I think the most striking paper is Roger Lass' "Words without etyma: Germanic 'tooth'", which shows a major limitation of the comparative method and deflates any enthusiasm that secure etyma can be had for any given word in a daughter language. Witold Manczak's "Germanic and other Indo-European languages" presents a curious method for deciding which daughter languages Germanic is most closely related too by comparing the amount of cognates in a given text, the OCS Slavonic gospels and Wulfila's Gothic translation of the Bible, for instance.

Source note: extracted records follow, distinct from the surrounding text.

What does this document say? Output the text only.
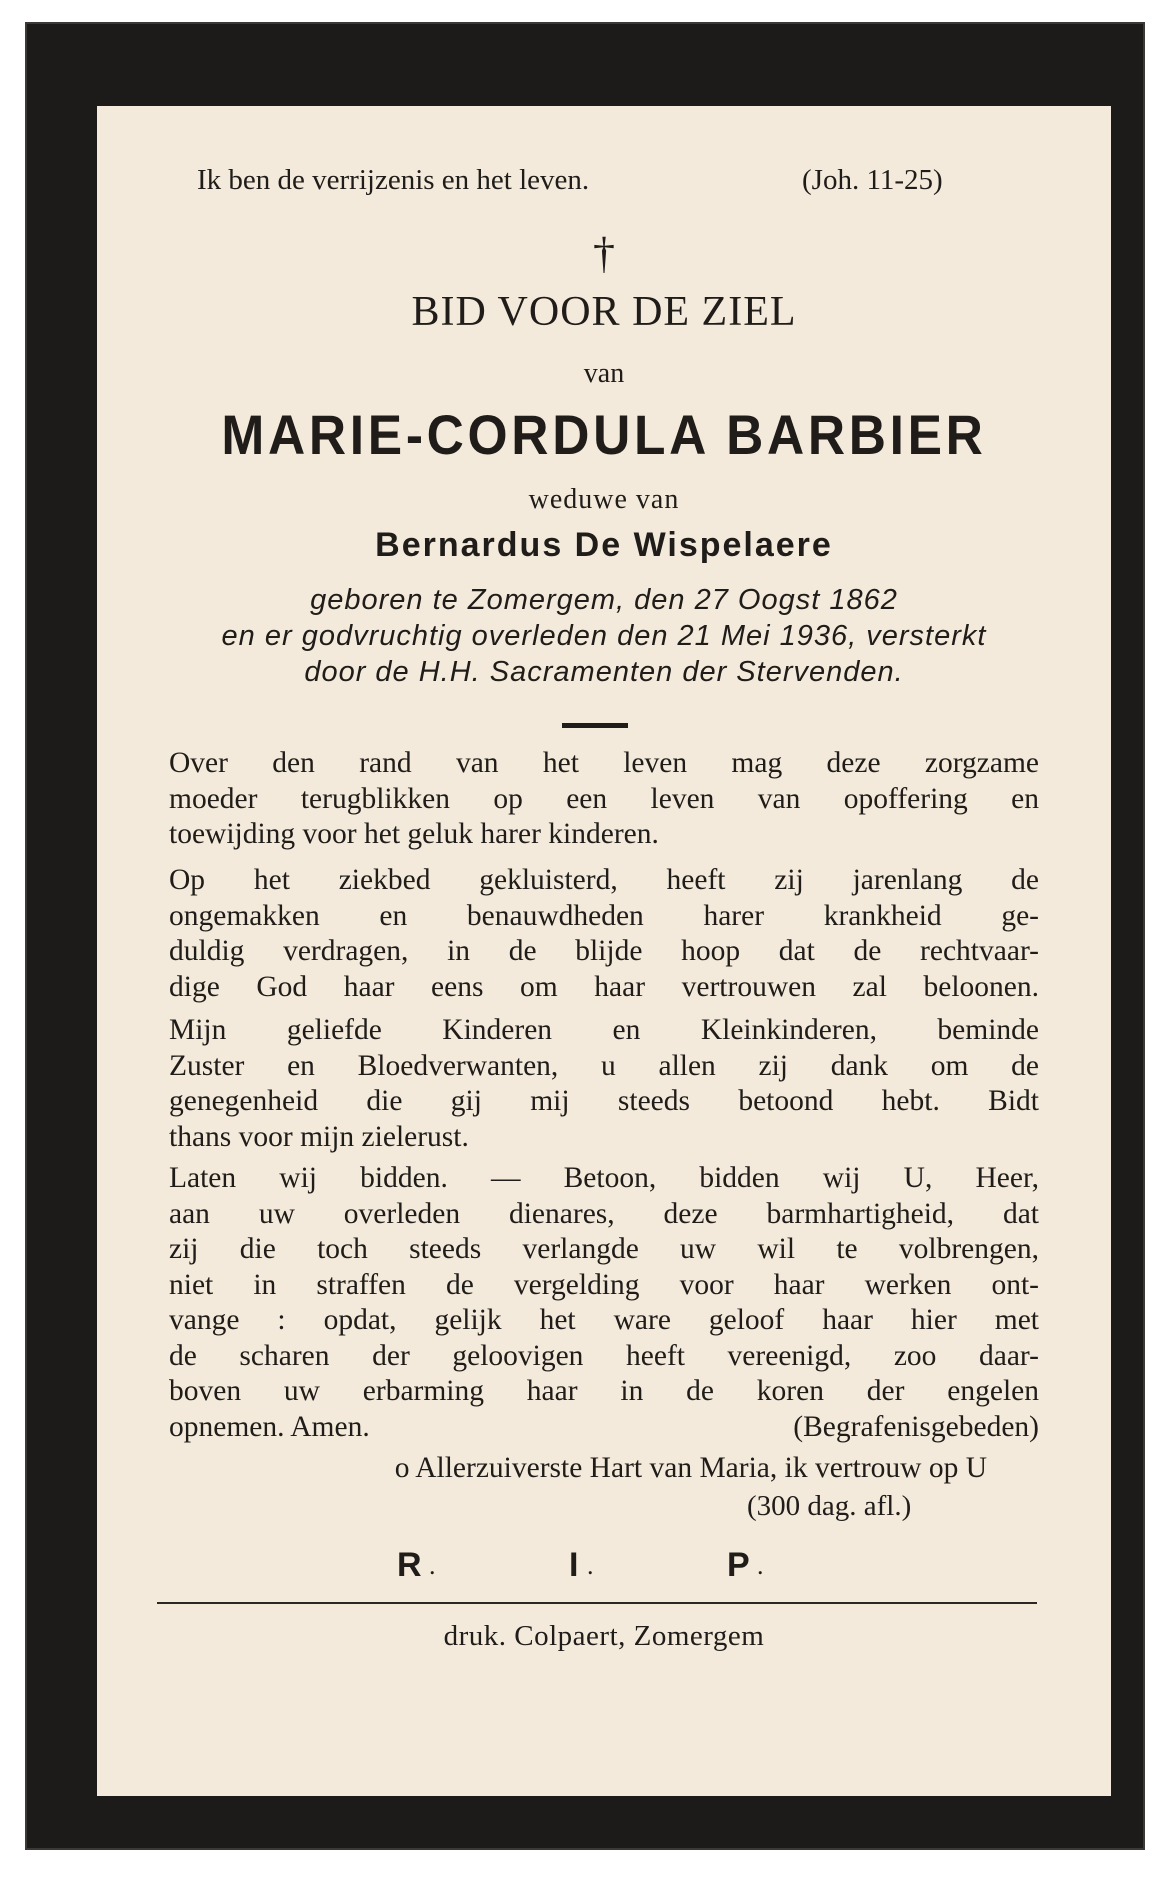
Ik ben de verrijzenis en het leven.	(Joh. 11-25)
†
BID VOOR DE ZIEL
van
MARIE-CORDULA BARBIER
weduwe van
Bernardus De Wispelaere
geboren te Zomergem, den 27 Oogst 1862
en er godvruchtig overleden den 21 Mei 1936, versterkt
door de H.H. Sacramenten der Stervenden.
Over den rand van het leven mag deze zorgzame
moeder terugblikken op een leven van opoffering en
toewijding voor het geluk harer kinderen.
Op het ziekbed gekluisterd, heeft zij jarenlang de
ongemakken en benauwdheden harer krankheid ge-
duldig verdragen, in de blijde hoop dat de rechtvaar-
dige God haar eens om haar vertrouwen zal beloonen.
Mijn geliefde Kinderen en Kleinkinderen, beminde
Zuster en Bloedverwanten, u allen zij dank om de
genegenheid die gij mij steeds betoond hebt. Bidt
thans voor mijn zielerust.
Laten wij bidden. — Betoon, bidden wij U, Heer,
aan uw overleden dienares, deze barmhartigheid, dat
zij die toch steeds verlangde uw wil te volbrengen,
niet in straffen de vergelding voor haar werken ont-
vange : opdat, gelijk het ware geloof haar hier met
de scharen der geloovigen heeft vereenigd, zoo daar-
boven uw erbarming haar in de koren der engelen
opnemen. Amen.	(Begrafenisgebeden)
o Allerzuiverste Hart van Maria, ik vertrouw op U
(300 dag. afl.)
R .	I .	P .
druk. Colpaert, Zomergem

That the collection comes from the 1980s is clear in its obligatory inclusion of a paper on glottalic theory, Winfred Lehmann's "Reflexes of PIE d < t'". Fans of syntax will be interested in Dorothy Disterheft's "Consecutives and serials in Indo-European", which collects data from the rather non-obvious pairing of Old Irish and Hittite. An interesting call for sanity comes with Lyle Campbell's "Cautions about loan words and sound correspondences", where we are urged to remember that languages need neither be very different (many Mayan languages are not) nor very similar (Latin "duo" and Armenian "erk" are non-obvious cognates, but cognates they are) to be related. If any of these papers sound interesting, this collection is worth checking out.